SOLUCIONES FÁCILES

PARA DEJAR DE RONCAR

Se estima que 40% de los hombres y 24% de las mujeres roncan, según datos de la Dra. Margarita Reynolds, otorrinolaringóloga y experta en medicina del sueño. El ronquido no solamente es una molestia (especialmente conyugal), sino que la mayor parte de quienes roncan sufren de apnea obstructiva del sueño, afección producida cuando se interrumpe la respiración por períodos cortos mientras dormimos, y que puede aumentar el riesgo de desarrollar una enfermedad cardíaca. Para evitarlo, te proponemos dos cosas: que consultes con tu médico si tu condición requiere medicación específica, y mientras tanto, que pruebes estas soluciones naturales que pueden ayudarte con este sonoro problema.

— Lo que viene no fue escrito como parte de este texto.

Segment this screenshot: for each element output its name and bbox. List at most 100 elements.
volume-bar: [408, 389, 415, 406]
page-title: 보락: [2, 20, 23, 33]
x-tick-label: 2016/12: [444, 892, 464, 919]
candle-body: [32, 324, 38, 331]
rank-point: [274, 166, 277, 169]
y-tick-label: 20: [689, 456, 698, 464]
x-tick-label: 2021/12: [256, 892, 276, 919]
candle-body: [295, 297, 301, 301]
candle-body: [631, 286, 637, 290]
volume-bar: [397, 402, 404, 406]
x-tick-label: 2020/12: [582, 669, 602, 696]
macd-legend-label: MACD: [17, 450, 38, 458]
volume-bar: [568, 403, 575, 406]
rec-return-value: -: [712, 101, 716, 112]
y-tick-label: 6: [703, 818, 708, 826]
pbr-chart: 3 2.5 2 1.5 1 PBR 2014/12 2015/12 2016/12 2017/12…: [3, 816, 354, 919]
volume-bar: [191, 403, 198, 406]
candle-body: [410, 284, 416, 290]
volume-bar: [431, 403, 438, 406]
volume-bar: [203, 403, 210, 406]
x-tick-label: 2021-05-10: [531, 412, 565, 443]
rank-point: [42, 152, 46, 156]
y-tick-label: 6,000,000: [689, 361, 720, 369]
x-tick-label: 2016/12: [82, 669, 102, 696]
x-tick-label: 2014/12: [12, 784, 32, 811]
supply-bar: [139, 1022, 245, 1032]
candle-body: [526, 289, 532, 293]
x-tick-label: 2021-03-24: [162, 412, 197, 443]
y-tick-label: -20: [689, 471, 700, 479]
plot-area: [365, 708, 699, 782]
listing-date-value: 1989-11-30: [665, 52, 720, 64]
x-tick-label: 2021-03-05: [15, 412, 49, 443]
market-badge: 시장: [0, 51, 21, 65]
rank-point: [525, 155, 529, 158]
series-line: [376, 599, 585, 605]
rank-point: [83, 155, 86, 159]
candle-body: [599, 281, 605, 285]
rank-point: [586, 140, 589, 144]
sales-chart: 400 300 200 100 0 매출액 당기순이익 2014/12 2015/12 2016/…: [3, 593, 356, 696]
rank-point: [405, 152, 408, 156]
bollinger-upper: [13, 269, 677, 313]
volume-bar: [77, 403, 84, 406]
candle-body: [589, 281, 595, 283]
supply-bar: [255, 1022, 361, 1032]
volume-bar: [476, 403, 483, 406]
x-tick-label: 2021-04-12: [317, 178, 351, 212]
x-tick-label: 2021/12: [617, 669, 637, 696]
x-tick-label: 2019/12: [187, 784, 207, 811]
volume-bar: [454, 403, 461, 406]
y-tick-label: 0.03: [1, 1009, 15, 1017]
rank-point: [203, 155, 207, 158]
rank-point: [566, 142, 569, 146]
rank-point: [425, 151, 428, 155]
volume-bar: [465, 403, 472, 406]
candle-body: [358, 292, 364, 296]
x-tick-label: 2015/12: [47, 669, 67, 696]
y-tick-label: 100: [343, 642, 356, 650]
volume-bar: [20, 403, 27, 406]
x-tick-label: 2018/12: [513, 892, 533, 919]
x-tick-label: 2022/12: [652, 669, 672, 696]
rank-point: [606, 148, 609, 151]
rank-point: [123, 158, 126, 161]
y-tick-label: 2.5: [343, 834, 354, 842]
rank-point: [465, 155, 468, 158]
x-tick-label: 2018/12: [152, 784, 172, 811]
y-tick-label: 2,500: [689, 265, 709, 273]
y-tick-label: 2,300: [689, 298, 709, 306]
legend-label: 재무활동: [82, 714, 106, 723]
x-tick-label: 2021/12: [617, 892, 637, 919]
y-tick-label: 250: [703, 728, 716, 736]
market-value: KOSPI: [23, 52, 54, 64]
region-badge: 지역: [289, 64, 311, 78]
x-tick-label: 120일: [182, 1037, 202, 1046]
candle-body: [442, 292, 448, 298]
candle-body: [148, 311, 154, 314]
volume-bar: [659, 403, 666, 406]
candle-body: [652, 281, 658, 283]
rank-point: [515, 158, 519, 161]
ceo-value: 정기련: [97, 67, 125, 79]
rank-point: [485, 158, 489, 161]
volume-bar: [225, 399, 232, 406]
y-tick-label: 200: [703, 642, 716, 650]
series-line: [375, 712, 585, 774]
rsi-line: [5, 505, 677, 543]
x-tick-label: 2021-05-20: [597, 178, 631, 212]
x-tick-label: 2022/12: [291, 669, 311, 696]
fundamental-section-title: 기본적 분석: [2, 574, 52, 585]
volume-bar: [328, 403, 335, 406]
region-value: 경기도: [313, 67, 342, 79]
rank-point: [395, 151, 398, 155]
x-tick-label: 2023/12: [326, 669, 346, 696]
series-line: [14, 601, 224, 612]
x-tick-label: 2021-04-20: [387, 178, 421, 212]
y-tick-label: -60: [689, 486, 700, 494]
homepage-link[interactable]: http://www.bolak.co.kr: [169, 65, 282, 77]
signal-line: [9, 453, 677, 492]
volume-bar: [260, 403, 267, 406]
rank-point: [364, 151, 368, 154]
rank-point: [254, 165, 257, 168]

Cambiá de posición al dormir. Recostarte sobre tu espalda hace que la base de la lengua y el paladar blando se colapsen en la pared posterior de tu garganta, causando un sonido vibrante durante el sueño. Dormir de lado puede ayudar a prevenirlo; si es necesario, hasta que te acostumbres podés rodearte de almohadas para evitar que te pongas de espalda. Otra solución es elevar la parte de la cama donde apoyás la cabeza, lo que abre los conductos de las vías respiratorias nasales y puede ayudar a prevenir los ronquidos. Si los ronquidos continúan independientemente de la posición que adoptes para dormir, la apnea del sueño puede ser la causa; en este caso, consultá sin demora con tu médico.

La buena hidratación es clave. No dejes de beber bastante agua: las secreciones en la nariz y el paladar blando se vuelven más pegajosas cuando estás deshidratada, lo cual ocasiona más ronquidos.

Evitá el alcohol. Especialmente por la noche: beber alcohol incluso de cuatro a cinco horas antes de dormir empeora los ronquidos. El alcohol y los sedantes reducen el tono de reposo de los músculos en la parte posterior de la garganta, por lo que es más probable que termines roncando.

Practicá una buena higiene del sueño. Los malos hábitos de sueño (también conocidos como «higiene» deficiente en el sueño) pueden tener un efecto similar al del alcohol. Trabajar largas horas sin dormir lo suficiente, por ejemplo, implica que cuando finalmente llegás a la cama el cansancio es demasiado, por ende dormís profundamente, lo cual hace que los músculos se distiendan de más, lo que a su vez creará ronquidos.

Abrí los conductos nasales. Si los ronquidos comienzan en su nariz, mantener abiertas las fosas nasales puede ayudar al hacer que el aire ingrese más lentamente. Si tu nariz está obstruida debido a un resfriado u otro bloqueo, es más probable que el aire en movimiento rápido produzca ronquidos. Una solución es tomar una ducha caliente con mucho vapor antes de acostarte, para que los conductos se abran; tené a mano una botella con agua salada y con ella enjuagate la nariz con ella mientras te bañás, para ayudar a abrir los pasajes. En las farmacias podés encontrar banditas nasales, que sirven también para levantar y abrir los conductos de la nariz.

Cambiá tus almohadas. Los alérgenos en tu habitación y tu almohada pueden contribuir a los ronquidos. ¿Cuándo fue la última vez que quitaste el polvo del ventilador del techo? ¿O que cambiaste tus almohadas? Los ácaros del polvo se acumulan en las almohadas y pueden causar reacciones alérgicas que a su vez provocan ronquidos. Permitir que las mascotas duerman en la cama hace que respires la caspa de los animales, otro irritante común. En suma, lavá seguido tus almohadas y fundas y reemplazalas dos veces por año para mantener al mínimo los ácaros y los alérgenos. Y tené a tu mascota fuera del dormitorio.

TIP DIA: Adelgazar para no roncar. El 70% de los roncadores dejarían de serlo solamente por adelgazar, afirmó al diario La Nación el Dr. Diego Folgueira, médico de planta del servicio de ORL del Hospital Alemán. El ronquido se produce por una vibración y una estrechez de las estructuras de la vía aérea alta, es decir, por una obstrucción del paso del aire. El sobrepeso «aumenta el depósito de grasa en el cuello y en los tejidos, y esto reduce el tamaño de la vía aérea», explica la Dra. Reynolds.